Plus de 17 ans d’ancienneté

La productivité de l’outil de production est le troisième pilier de notre compétitivité. Ce n’est pas le moindre, mais sans doute le plus oublié. Quand notre outil de production ne prend pas le chemin de l’étranger, du fait des délocalisations, il vieillit en France, sans être systématiquement modernisé et adapté aux impératifs du marché : flexibilité/adaptabilité, juste à temps, petites séries, customisation des produits. La dernière étude réalisée en 1998 sur les machines-outils, a mis en évidence que l’outil de production des PMI avait plus de 17 ans d’ancienneté en moyenne. Facteur aggravant, la crise a malmené l’investissement productif dans l’Industrie.
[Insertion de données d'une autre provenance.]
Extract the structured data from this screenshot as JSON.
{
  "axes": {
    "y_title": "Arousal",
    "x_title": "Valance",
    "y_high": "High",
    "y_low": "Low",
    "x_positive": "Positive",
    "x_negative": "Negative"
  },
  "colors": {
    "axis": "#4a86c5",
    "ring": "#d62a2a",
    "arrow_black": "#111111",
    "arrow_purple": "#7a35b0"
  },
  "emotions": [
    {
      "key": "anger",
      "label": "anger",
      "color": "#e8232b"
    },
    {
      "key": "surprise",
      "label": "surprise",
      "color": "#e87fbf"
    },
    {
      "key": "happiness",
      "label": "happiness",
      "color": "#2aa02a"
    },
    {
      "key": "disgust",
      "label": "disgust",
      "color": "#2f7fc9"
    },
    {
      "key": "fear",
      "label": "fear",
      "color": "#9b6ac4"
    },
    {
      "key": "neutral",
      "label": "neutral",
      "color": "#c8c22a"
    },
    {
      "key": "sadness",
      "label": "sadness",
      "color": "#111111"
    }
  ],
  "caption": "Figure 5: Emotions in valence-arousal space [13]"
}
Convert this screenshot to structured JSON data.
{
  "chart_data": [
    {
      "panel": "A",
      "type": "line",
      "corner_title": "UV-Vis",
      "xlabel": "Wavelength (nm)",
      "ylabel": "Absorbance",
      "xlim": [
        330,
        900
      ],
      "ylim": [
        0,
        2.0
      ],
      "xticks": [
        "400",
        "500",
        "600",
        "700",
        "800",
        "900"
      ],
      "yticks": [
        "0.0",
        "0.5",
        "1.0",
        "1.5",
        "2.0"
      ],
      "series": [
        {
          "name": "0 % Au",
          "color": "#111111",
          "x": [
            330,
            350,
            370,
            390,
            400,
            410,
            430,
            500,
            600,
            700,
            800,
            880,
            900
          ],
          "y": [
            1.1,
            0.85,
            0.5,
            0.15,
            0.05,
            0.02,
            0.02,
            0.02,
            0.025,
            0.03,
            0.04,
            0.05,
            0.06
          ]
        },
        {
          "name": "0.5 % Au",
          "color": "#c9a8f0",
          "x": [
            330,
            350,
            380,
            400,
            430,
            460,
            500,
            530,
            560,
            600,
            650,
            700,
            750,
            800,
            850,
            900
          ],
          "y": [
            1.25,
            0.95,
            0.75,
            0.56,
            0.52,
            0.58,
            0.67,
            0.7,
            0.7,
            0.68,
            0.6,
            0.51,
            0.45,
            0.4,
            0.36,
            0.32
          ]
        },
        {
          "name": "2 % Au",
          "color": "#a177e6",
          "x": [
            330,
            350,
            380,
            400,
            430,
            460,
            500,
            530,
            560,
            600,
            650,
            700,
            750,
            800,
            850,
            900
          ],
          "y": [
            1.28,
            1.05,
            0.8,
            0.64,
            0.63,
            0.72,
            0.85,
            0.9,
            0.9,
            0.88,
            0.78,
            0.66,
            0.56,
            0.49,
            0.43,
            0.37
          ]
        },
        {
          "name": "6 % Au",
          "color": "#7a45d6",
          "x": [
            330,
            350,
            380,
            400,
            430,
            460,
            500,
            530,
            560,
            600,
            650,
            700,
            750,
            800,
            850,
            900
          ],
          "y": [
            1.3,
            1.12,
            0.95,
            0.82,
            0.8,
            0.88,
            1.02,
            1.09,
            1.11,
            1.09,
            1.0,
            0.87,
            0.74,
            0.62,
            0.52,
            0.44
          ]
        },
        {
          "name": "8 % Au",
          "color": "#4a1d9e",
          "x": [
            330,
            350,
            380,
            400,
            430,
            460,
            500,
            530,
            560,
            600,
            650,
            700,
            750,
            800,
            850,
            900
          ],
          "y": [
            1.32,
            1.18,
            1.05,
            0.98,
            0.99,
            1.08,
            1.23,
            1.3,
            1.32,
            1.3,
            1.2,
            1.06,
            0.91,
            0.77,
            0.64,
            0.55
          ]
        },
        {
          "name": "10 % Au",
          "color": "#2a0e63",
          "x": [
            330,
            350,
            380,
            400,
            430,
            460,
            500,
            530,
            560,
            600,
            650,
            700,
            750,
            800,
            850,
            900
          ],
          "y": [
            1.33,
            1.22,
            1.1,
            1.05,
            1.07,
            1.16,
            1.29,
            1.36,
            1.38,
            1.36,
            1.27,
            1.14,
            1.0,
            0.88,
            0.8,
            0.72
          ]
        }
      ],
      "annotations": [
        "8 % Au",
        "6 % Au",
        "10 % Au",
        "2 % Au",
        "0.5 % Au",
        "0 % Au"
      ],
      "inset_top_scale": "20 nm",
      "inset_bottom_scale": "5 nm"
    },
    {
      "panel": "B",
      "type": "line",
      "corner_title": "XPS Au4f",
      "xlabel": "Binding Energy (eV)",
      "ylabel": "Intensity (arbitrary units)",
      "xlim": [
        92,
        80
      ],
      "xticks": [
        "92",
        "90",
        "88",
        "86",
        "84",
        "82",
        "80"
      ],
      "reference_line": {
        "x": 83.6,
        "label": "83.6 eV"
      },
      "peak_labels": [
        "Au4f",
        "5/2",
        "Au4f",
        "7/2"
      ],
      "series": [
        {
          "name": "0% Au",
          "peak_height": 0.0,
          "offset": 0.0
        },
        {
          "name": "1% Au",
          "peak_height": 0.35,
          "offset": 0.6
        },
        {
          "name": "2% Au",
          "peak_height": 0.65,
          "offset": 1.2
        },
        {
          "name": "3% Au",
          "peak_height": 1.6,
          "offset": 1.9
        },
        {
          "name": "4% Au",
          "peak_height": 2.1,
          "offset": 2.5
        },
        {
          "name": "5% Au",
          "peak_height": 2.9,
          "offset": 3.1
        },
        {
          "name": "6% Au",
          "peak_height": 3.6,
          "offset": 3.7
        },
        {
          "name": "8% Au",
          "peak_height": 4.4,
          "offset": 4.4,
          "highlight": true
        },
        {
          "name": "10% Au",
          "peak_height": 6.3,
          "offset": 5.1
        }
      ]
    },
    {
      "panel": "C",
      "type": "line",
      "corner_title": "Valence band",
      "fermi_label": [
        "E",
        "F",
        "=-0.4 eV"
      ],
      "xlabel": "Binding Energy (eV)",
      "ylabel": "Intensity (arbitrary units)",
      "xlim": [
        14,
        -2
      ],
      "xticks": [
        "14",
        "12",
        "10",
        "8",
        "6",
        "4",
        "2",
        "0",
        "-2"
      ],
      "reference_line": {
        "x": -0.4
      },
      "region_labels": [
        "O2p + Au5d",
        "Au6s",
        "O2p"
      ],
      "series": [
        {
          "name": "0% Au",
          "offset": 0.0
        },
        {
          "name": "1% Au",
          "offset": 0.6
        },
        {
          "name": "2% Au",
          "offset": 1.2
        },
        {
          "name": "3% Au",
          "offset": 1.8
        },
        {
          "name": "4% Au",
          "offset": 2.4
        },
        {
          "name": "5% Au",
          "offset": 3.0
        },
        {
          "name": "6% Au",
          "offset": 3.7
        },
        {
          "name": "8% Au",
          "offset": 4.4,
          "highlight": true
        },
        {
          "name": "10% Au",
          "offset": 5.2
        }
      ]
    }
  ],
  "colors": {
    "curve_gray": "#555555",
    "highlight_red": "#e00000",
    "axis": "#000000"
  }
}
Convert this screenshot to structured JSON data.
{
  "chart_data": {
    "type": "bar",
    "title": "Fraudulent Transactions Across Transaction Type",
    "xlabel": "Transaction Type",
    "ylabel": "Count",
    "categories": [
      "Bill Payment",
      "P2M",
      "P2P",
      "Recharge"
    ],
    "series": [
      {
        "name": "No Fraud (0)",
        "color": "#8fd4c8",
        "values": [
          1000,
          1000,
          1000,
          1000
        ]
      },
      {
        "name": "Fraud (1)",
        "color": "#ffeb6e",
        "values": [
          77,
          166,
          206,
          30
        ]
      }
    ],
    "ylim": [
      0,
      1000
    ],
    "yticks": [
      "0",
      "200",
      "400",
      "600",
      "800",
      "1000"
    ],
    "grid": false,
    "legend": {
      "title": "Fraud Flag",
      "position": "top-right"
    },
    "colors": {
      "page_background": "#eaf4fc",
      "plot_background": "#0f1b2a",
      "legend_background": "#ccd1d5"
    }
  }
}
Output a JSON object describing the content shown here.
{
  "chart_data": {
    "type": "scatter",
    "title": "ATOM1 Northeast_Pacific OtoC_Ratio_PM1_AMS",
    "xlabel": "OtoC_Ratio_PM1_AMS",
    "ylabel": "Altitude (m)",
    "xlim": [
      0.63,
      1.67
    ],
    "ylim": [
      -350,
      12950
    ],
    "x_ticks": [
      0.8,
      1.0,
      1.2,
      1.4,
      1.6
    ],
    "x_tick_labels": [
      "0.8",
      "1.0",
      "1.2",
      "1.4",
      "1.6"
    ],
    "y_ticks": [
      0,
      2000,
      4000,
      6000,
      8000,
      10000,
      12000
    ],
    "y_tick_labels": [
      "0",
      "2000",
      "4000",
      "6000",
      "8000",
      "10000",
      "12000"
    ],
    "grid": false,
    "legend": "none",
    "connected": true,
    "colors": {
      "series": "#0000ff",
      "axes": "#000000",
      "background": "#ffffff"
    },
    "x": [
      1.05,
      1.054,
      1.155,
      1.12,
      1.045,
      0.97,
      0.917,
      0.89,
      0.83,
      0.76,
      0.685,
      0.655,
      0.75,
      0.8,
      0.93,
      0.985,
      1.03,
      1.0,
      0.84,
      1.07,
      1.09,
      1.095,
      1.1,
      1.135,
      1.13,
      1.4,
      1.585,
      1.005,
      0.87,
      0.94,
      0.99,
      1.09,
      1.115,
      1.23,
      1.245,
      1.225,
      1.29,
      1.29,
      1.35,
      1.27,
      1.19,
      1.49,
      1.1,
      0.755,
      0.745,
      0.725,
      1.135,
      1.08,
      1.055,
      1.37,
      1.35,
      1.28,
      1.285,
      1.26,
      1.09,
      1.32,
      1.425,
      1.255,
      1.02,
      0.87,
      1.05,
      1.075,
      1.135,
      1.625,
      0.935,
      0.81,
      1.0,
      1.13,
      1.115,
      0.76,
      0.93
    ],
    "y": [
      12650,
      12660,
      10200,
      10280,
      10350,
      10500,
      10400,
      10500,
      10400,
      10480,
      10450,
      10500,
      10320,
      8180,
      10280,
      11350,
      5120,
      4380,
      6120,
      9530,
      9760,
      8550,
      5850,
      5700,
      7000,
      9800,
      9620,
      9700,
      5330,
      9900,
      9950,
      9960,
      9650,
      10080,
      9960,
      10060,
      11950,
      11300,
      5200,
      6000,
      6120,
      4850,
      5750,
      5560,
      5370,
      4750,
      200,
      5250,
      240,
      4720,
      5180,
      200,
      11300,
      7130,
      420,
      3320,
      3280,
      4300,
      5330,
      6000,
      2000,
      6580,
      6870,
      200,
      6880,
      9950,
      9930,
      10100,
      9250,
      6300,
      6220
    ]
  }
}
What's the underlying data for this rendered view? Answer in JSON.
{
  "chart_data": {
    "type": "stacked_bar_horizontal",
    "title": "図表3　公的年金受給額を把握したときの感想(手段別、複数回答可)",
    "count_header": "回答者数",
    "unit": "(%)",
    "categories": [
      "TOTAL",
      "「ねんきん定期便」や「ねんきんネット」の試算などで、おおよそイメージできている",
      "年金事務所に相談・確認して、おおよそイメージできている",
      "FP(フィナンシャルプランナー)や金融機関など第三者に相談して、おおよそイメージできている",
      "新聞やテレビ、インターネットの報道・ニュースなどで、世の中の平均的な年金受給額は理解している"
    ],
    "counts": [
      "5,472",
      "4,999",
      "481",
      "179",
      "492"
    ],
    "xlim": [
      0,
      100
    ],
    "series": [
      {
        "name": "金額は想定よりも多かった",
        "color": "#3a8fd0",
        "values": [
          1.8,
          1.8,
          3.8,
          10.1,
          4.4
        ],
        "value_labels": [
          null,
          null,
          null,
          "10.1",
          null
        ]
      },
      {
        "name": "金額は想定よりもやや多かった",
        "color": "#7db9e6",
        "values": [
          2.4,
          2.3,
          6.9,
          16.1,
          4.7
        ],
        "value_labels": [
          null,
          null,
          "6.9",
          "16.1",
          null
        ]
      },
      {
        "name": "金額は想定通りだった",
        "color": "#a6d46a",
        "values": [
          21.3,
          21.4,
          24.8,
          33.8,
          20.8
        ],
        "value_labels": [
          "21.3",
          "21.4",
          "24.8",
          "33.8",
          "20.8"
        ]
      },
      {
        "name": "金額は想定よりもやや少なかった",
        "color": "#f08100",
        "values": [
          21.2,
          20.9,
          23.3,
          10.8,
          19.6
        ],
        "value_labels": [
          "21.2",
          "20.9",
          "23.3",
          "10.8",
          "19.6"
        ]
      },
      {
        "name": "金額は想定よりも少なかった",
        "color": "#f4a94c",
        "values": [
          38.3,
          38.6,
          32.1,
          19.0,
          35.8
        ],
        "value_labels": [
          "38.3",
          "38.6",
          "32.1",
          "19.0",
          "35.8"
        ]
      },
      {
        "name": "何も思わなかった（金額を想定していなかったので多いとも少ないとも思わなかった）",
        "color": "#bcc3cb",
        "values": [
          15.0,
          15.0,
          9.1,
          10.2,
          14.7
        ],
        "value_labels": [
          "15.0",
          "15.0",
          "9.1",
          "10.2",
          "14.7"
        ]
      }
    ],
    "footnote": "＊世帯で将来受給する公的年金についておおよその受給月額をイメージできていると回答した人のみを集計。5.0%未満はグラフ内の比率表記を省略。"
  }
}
Faire du levier de la productivité, un pilier de la compétitivité, exige l’intervention de l’Etat. Sa responsabilité est de poser un diagnostic de fond sur le retard de l’outil de production industriel, son obsolescence et son adaptation réelle aux nouvelles contraintes du marché. Il doit ensuite sensibiliser et soutenir les PMI dans leurs investissements productifs. Sans doute en revoyant sa définition de l’innovation et en acceptant d’intégrer dans ses dispositifs d’aide la modernisation de l’outil de production.

Il faudra enfin accepter qu’une PMI qui remplace une machine-outil de plus de 20 ans, par une technologie de production à la pointe du progrès, réalise aussi une véritable innovation, l’innovation dans le process. Agir de concert sur les trois piliers de la compétitivité est devenu un impératif. C’est surtout la seule solution pour enlever tout intérêt aux délocalisations et engager un vrai mouvement de relocalisations.

Sur l’auteur : Jean-Camille Uring est président du Syndicat des entreprises des technologies de production (Symop), sur la thématique du déficit de compétitivité de nos entreprises depuis avril 2011. Il est également directeur général délégué de Fives Cinetic et membre du Comité Exécutif du groupe Fives.